Dans ces cas là, je vois bien que le coeur n'y est plus totalement et que j'ai perdu la fougue de ma jeunesse. Hurler "Antocial, tu perds ton sang froid" quand tu as passé des mois à préparer le Parcourup de ton aînée pour espérer l'école de ses rêves, tu te sens moyennement légitime dans ta contestation.

"Mais cesse de faire le point, serre plutôt les poings
Bouge de ta retraite, ta conduite est trop parfaite"

En fait, c'est à ce moment qu'on s'aperçoit qu'on est devenu ce qu'on dénonçait avant.

Bref. Voilà pour la fête entre quarantenaires nostalgiques.

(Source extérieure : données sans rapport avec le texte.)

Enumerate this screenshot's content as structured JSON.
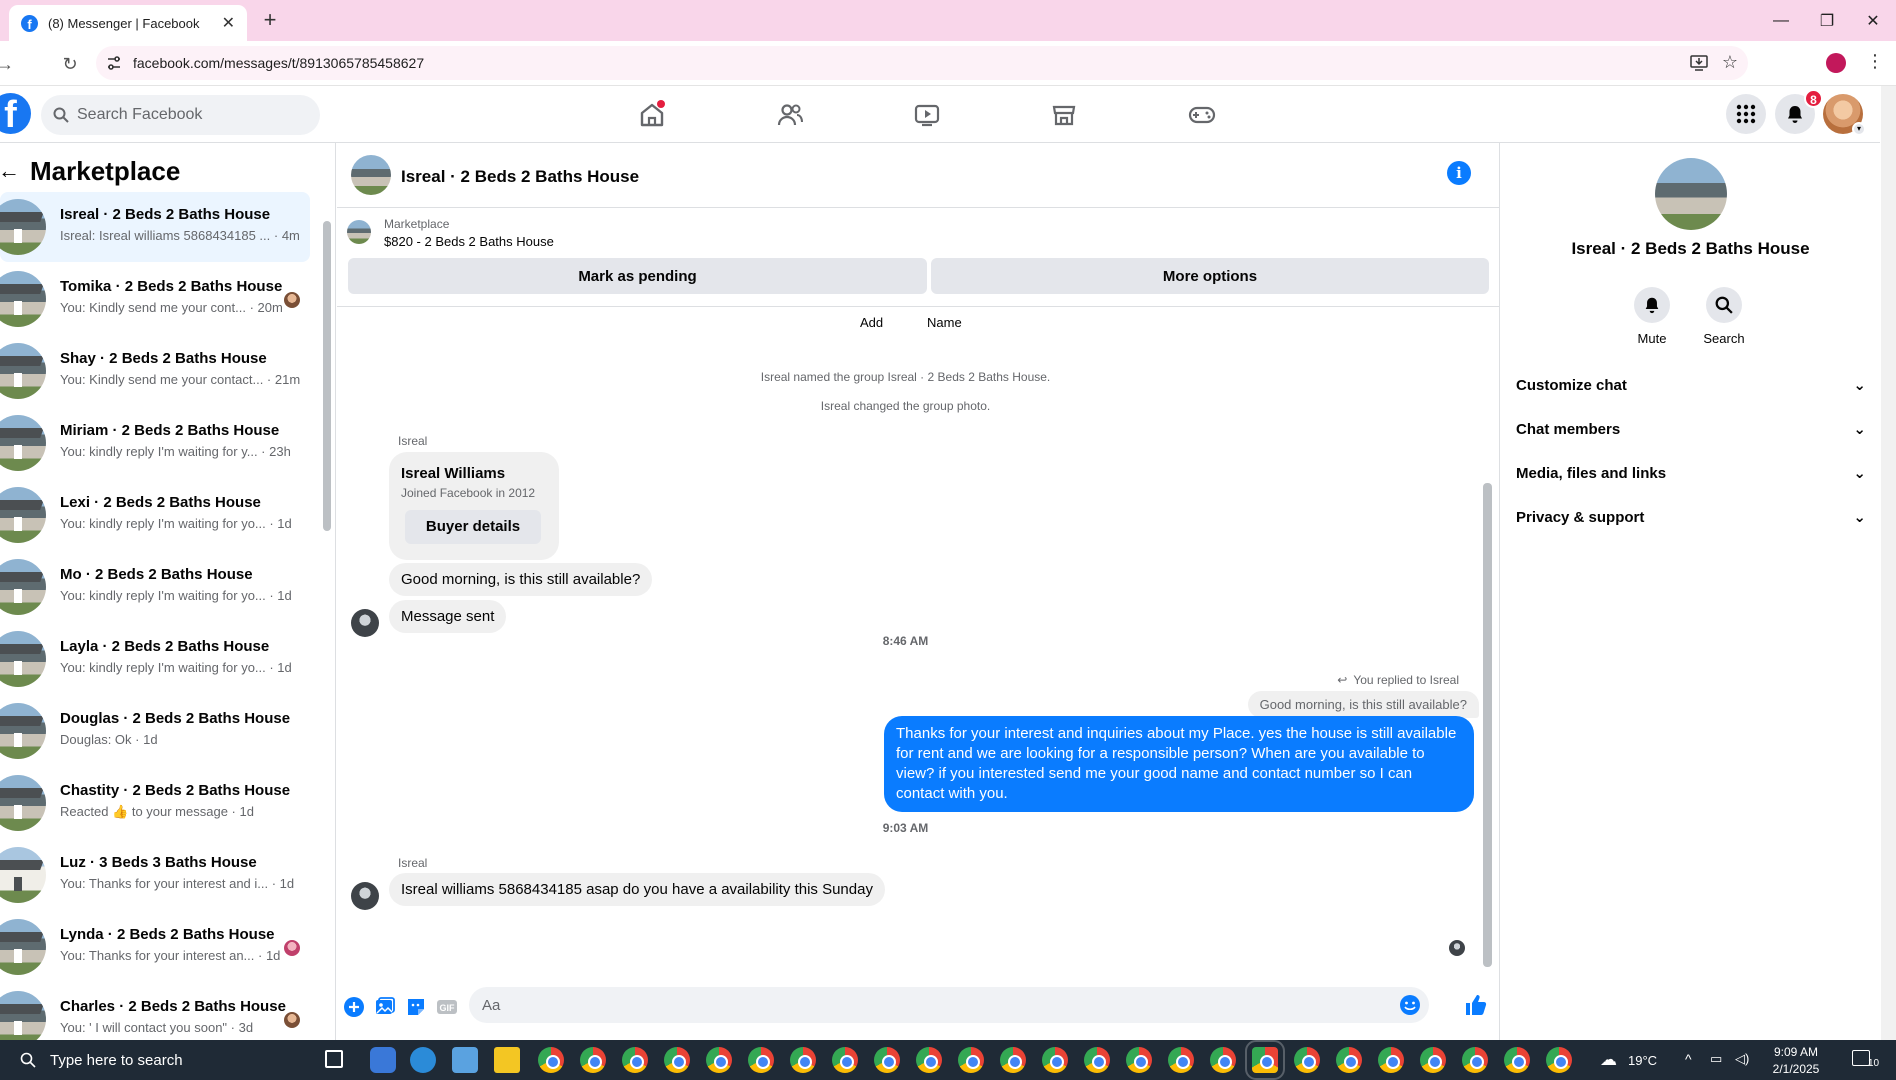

Les fêtes intergénérationnelles : la possibilité du piège 

Mais le pire reste nos amis (de moins en moins nombreux) qui veulent rester à la page. En général, ils mélangent parents (moyenne d'âge 45 ans) et enfants (moyenne d'âge 20 ans), et là c'est carrément la 4ème dimension. En dehors du fait que je ne connaisse aucune musique et trouve leur manière de danser un peu bizarre, il y a mon groupe de copines un peu gênantes qui me hurlent "mais lâche toi un peu Galinette!". 

Parmi elle, Mélanie, 46 ans, qui se déhanche avec l'énergie du désespoir en prenant des poses lascives ; histoire de dire qu'elle n'a rien à envier aux petites jeunes. À moins d'avoir 2 grammes dans chaque poche, c'est malaisant. Parfois, mes copines se mettent à plusieurs et font quasiment un spectacle au reste de l'assemblée entre deux selfies postées sur Insta : 

#délirercommeà20ans 

#Lajeunesseestdanslatete. 

Evidemment, il y a toujours un petit malin (généralement un jeune de 20 ans en deuxième année de droit) qui va passer la Macarena, en pouffant de rire, et que mes copines vont prendre pour un hommage, alors qu'il se moque d'elles (je le sais, car j'ai été ce jeune) : un moment assez humiliant pour ma génération.

Les figures de la fête : florilège de quadra

Mais la fête n'existe que par les autres invités. On a tous le bon copain qui garde sa casquette toute la soirée. Au début ça faisait surfeur à la cool, et après on s'aperçoit qu'il n'assume pas sa calvitie hétérogène.

 Il y a aussi forcément le Beigbedder de province qui regarde les jeunes s'amuser et meurt d'envie d'être parmi eux. À base de grands discours intellectuels et de mains baladeuses,  il ressemble à cet oncle lourd ou au père gênant d'une copine qui, il y a 30 ans, tentait de se la jouer bande de jeunes. En général, il finit par proposer d'aller fumer un pétard en toute décontraction.

Et puis il y a les couples. À plus de quarante ans, la grosse fête c'est un peu quitte ou double :

  • il y a ceux qui ont un regain d'attraction l'un pour l'autre alors qu'ils ne se sont pas touchés depuis trois mois (on valide) ; 
  • ceux qui finissent la dispute commencée dans la voiture en venant (on compatit) ;
  • les goujats désinhibés par l'alcool qui ne craignent plus la crise de Bobonne quand il tente un rapprochement avec tout ce qui a une jupe (on condamne), 
  • les épouses fatiguées qui racontent leur vie à la première oreille attentive située loin des baffles (on fuit- et c'est toujours sur moi que ça tombe).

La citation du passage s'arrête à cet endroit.